Superficially, Hume does not appear to be concerned with the philosophical concept of reason but with human passions.1 However, upon closer examination, Hume’s concept of human nature treats the persons, their understanding, character, and social context, within a comprehensive argument about the power of social convention. For Hume, convention is rooted in the practical application of human rationality, both conscious and unconscious, to action, given one’s circumstances, to generate collective practice.2 Hume’s perspective attempts both to understand the employment of theoretical reasoning to one’s physical surroundings and to apply “practical” reasoning to the creation, stability, and persistence of human social ideas and institutions.3
The dialectical essence of Hume’s “practical reason” is the tension between reason and passions. Passions, because of their role in moving human action toward social interaction and stability, are the root of social convention and therefore the necessary point of focus for his argument. However, for our purposes, what is of interest is not that the passions dominate reason in Hume’s consideration of the human approach to the practical world, but that both reason and passion are dialectic agents in the persistence of human nature. This renders Hume’s effort one we can classify as an application of practical reason.

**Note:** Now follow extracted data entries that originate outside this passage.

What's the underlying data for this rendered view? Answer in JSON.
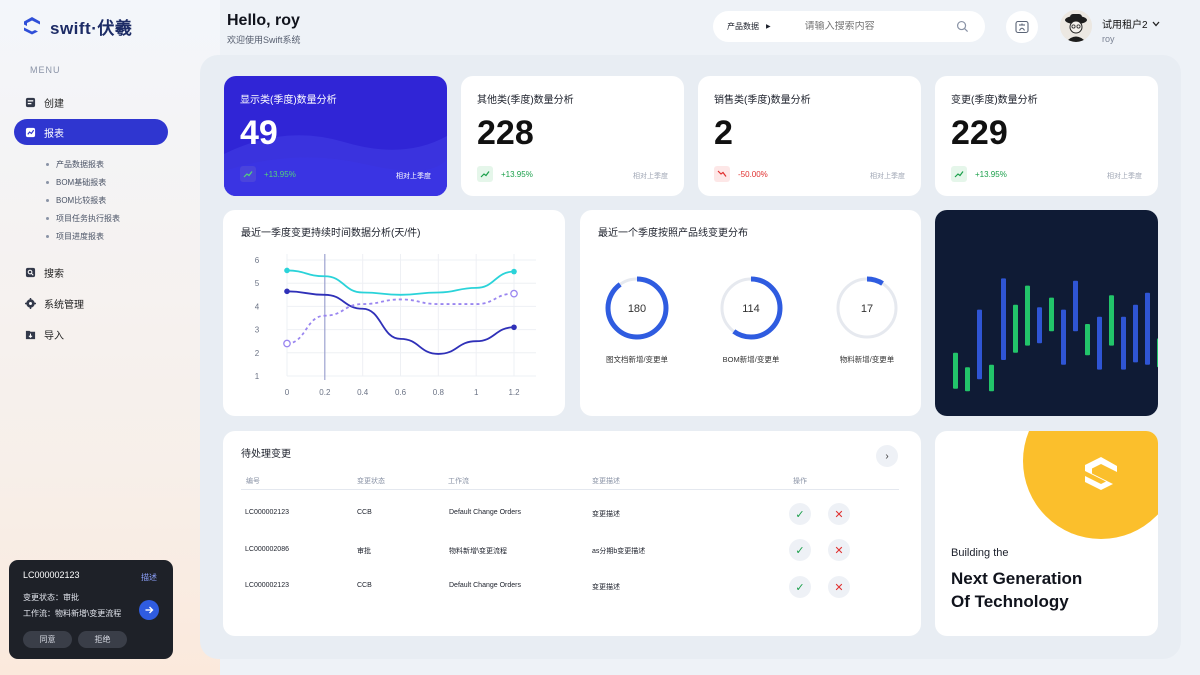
{
  "app": {
    "brand": "swift·伏羲"
  },
  "menu": {
    "title": "MENU",
    "items": [
      {
        "label": "创建",
        "icon": "create-icon"
      },
      {
        "label": "报表",
        "icon": "chart-icon"
      },
      {
        "label": "搜索",
        "icon": "search-icon"
      },
      {
        "label": "系统管理",
        "icon": "gear-icon"
      },
      {
        "label": "导入",
        "icon": "import-icon"
      }
    ],
    "subitems": [
      "产品数据报表",
      "BOM基础报表",
      "BOM比较报表",
      "项目任务执行报表",
      "项目进度报表"
    ]
  },
  "mini_card": {
    "code": "LC000002123",
    "desc_link": "描述",
    "status_line": "变更状态：审批",
    "workflow_line": "工作流：物料新增\\变更流程",
    "approve": "同意",
    "reject": "拒绝"
  },
  "header": {
    "hello": "Hello, roy",
    "welcome": "欢迎使用Swift系统",
    "search_category": "产品数据",
    "search_placeholder": "请输入搜索内容",
    "tenant": "试用租户2",
    "username": "roy"
  },
  "stats": [
    {
      "title": "显示类(季度)数量分析",
      "value": "49",
      "pct": "+13.95%",
      "cmp": "相对上季度",
      "dir": "up"
    },
    {
      "title": "其他类(季度)数量分析",
      "value": "228",
      "pct": "+13.95%",
      "cmp": "相对上季度",
      "dir": "up"
    },
    {
      "title": "销售类(季度)数量分析",
      "value": "2",
      "pct": "-50.00%",
      "cmp": "相对上季度",
      "dir": "down"
    },
    {
      "title": "变更(季度)数量分析",
      "value": "229",
      "pct": "+13.95%",
      "cmp": "相对上季度",
      "dir": "up"
    }
  ],
  "line_chart_title": "最近一季度变更持续时间数据分析(天/件)",
  "donut_title": "最近一个季度按照产品线变更分布",
  "table": {
    "title": "待处理变更",
    "columns": [
      "编号",
      "变更状态",
      "工作流",
      "变更描述",
      "操作"
    ],
    "rows": [
      [
        "LC000002123",
        "CCB",
        "Default Change Orders",
        "变更描述"
      ],
      [
        "LC000002086",
        "审批",
        "物料新增\\变更流程",
        "as分期b变更描述"
      ],
      [
        "LC000002123",
        "CCB",
        "Default Change Orders",
        "变更描述"
      ]
    ]
  },
  "promo": {
    "line1": "Building the",
    "line2": "Next Generation",
    "line3": "Of Technology"
  },
  "colors": {
    "accent": "#3025d6",
    "up": "#1a9f4a",
    "down": "#e0302f",
    "yellow": "#fbbf2c",
    "dark": "#0f1b35"
  },
  "chart_data": [
    {
      "type": "line",
      "x": [
        0,
        0.2,
        0.4,
        0.6,
        0.8,
        1,
        1.2
      ],
      "xlim": [
        0,
        1.2
      ],
      "ylim": [
        1,
        6
      ],
      "yticks": [
        1,
        2,
        3,
        4,
        5,
        6
      ],
      "series": [
        {
          "color": "#2ad3d9",
          "points": [
            [
              0,
              5.55
            ],
            [
              0.2,
              5.3
            ],
            [
              0.4,
              4.6
            ],
            [
              0.6,
              4.5
            ],
            [
              0.8,
              4.6
            ],
            [
              1,
              4.8
            ],
            [
              1.2,
              5.5
            ]
          ]
        },
        {
          "color": "#2f30b8",
          "points": [
            [
              0,
              4.65
            ],
            [
              0.2,
              4.5
            ],
            [
              0.4,
              3.9
            ],
            [
              0.6,
              2.6
            ],
            [
              0.8,
              1.95
            ],
            [
              1,
              2.5
            ],
            [
              1.2,
              3.1
            ]
          ]
        },
        {
          "color": "#9a86f0",
          "dashed": true,
          "points": [
            [
              0,
              2.4
            ],
            [
              0.2,
              3.6
            ],
            [
              0.4,
              4.1
            ],
            [
              0.6,
              4.3
            ],
            [
              0.8,
              4.1
            ],
            [
              1,
              4.1
            ],
            [
              1.2,
              4.55
            ]
          ]
        }
      ],
      "cursor_x": 0.2
    },
    {
      "type": "pie",
      "items": [
        {
          "label": "图文档新增/变更单",
          "value": 180,
          "fraction": 0.9
        },
        {
          "label": "BOM新增/变更单",
          "value": 114,
          "fraction": 0.6
        },
        {
          "label": "物料新增/变更单",
          "value": 17,
          "fraction": 0.09
        }
      ]
    },
    {
      "type": "bar",
      "title": "",
      "bars": [
        {
          "low": 0.06,
          "high": 0.36,
          "color": "#22c46a"
        },
        {
          "low": 0.04,
          "high": 0.24,
          "color": "#22c46a"
        },
        {
          "low": 0.14,
          "high": 0.72,
          "color": "#2f55d4"
        },
        {
          "low": 0.04,
          "high": 0.26,
          "color": "#22c46a"
        },
        {
          "low": 0.3,
          "high": 0.98,
          "color": "#2f55d4"
        },
        {
          "low": 0.36,
          "high": 0.76,
          "color": "#22c46a"
        },
        {
          "low": 0.42,
          "high": 0.92,
          "color": "#22c46a"
        },
        {
          "low": 0.44,
          "high": 0.74,
          "color": "#2f55d4"
        },
        {
          "low": 0.54,
          "high": 0.82,
          "color": "#22c46a"
        },
        {
          "low": 0.26,
          "high": 0.72,
          "color": "#2f55d4"
        },
        {
          "low": 0.54,
          "high": 0.96,
          "color": "#2f55d4"
        },
        {
          "low": 0.34,
          "high": 0.6,
          "color": "#22c46a"
        },
        {
          "low": 0.22,
          "high": 0.66,
          "color": "#2f55d4"
        },
        {
          "low": 0.42,
          "high": 0.84,
          "color": "#22c46a"
        },
        {
          "low": 0.22,
          "high": 0.66,
          "color": "#2f55d4"
        },
        {
          "low": 0.28,
          "high": 0.76,
          "color": "#2f55d4"
        },
        {
          "low": 0.26,
          "high": 0.86,
          "color": "#2f55d4"
        },
        {
          "low": 0.24,
          "high": 0.48,
          "color": "#22c46a"
        },
        {
          "low": 0.12,
          "high": 0.24,
          "color": "#22c46a"
        }
      ]
    }
  ]
}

Hume not only identifies the origins of society in human passions, but uses them to trace the evolution of social convention, which acts as a base for progressively codified legal rules. These rules assure the stability of social order, while collective action increases in size and complexity. Overall, Hume offers a complete and systematized philosophical argument about the genesis or creation of law from the evolution of social convention. Within Hume’s philosophy, international law is a logical entailment of a general evolution of law from practical reason. International law and its established definition of Justice-As-Sovereignty can thus be viewed in a systematic and developmental way.

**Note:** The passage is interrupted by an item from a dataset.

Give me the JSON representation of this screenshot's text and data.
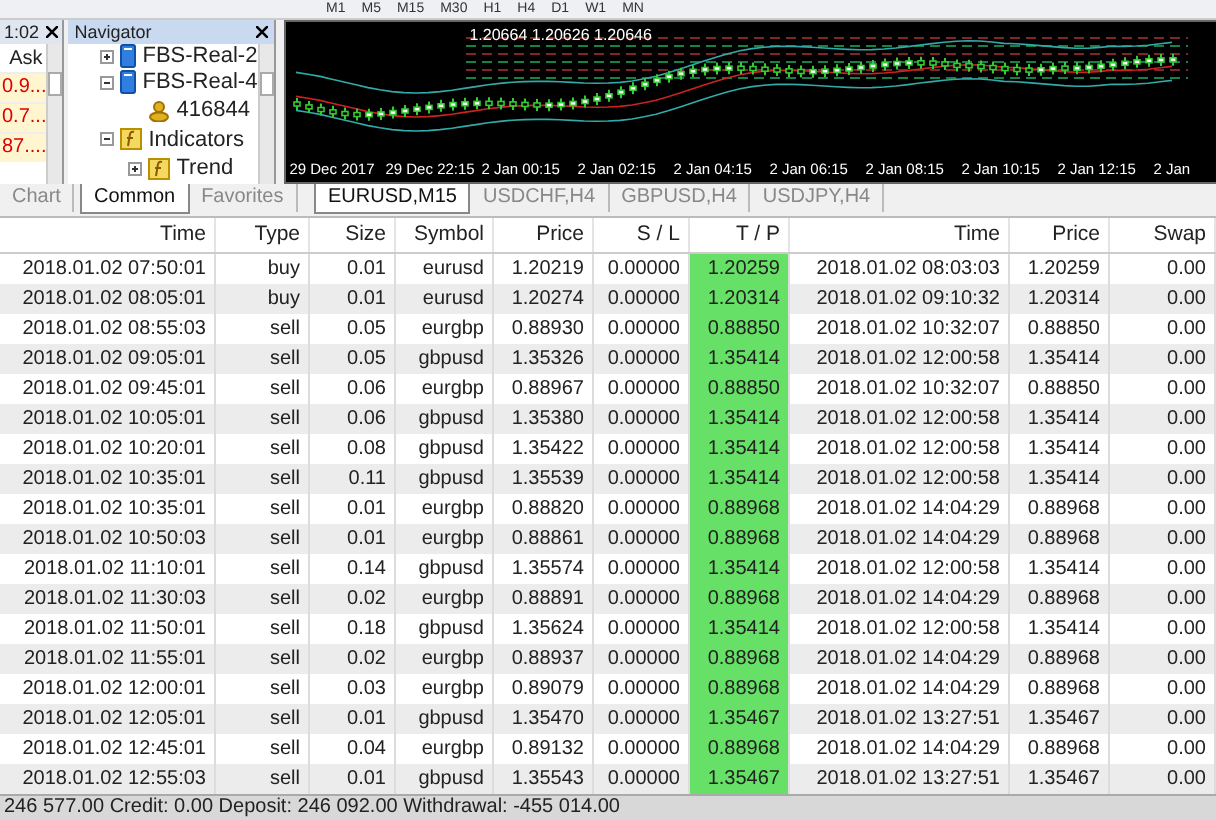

Recognition of the application of Hume’s philosophy for such practical matters as international law can be traced to Duncan Forbes. He describes the philosophy of David Hume as an applied philosophy, or a “Philosophical-Politics.”4 I propose to employ Hume’s logic of concepts, supporting the rise and maintenance of social convention in society, as a basis for the genesis of “sovereignty” in international legal practice. My goal is to understand how the nexus of philosophy, public policy, and law, represented in Hume’s argument for social convention, is useful in illuminating the origins of international law. This will provide the study of international legal practice, as a logic of investigation, with an underlying philosophical logic of concepts. In this way, we shall transcend and enhance traditional positivism and empirical or scientific method and be able to proffer a different, more complete, flexible, and comprehensive understanding of the roots of sovereignty in law.5
Here Collingwood’s6 philosophical method can be used to provide a foundation of standards and categories for the application of philosophy to law. This method assumes a dialectic between theory and practice where the understanding of a policy or legal issue requires that the philosophical systems that provide the logic of concepts both for the existing law, and for competitive policy arguments, be deciphered. These newly identified systems can then be used for a deeper understanding of a superficial practice that includes the underlying reasons for such a practice. The use of philosophical method, in this way, transforms the systematic and whole philosophical systems under examination into philosophical-policy paradigms, which then can be applied to legal practice. Consequently, both the substructure of the status quo legal practice, its strengths and weaknesses, and the dynamic parameters of change in the evolution of the concept under study are revealed.
Figure 1.1 Philosophical-policy and legal design: The creation of a comprehensive policy argument (CPA).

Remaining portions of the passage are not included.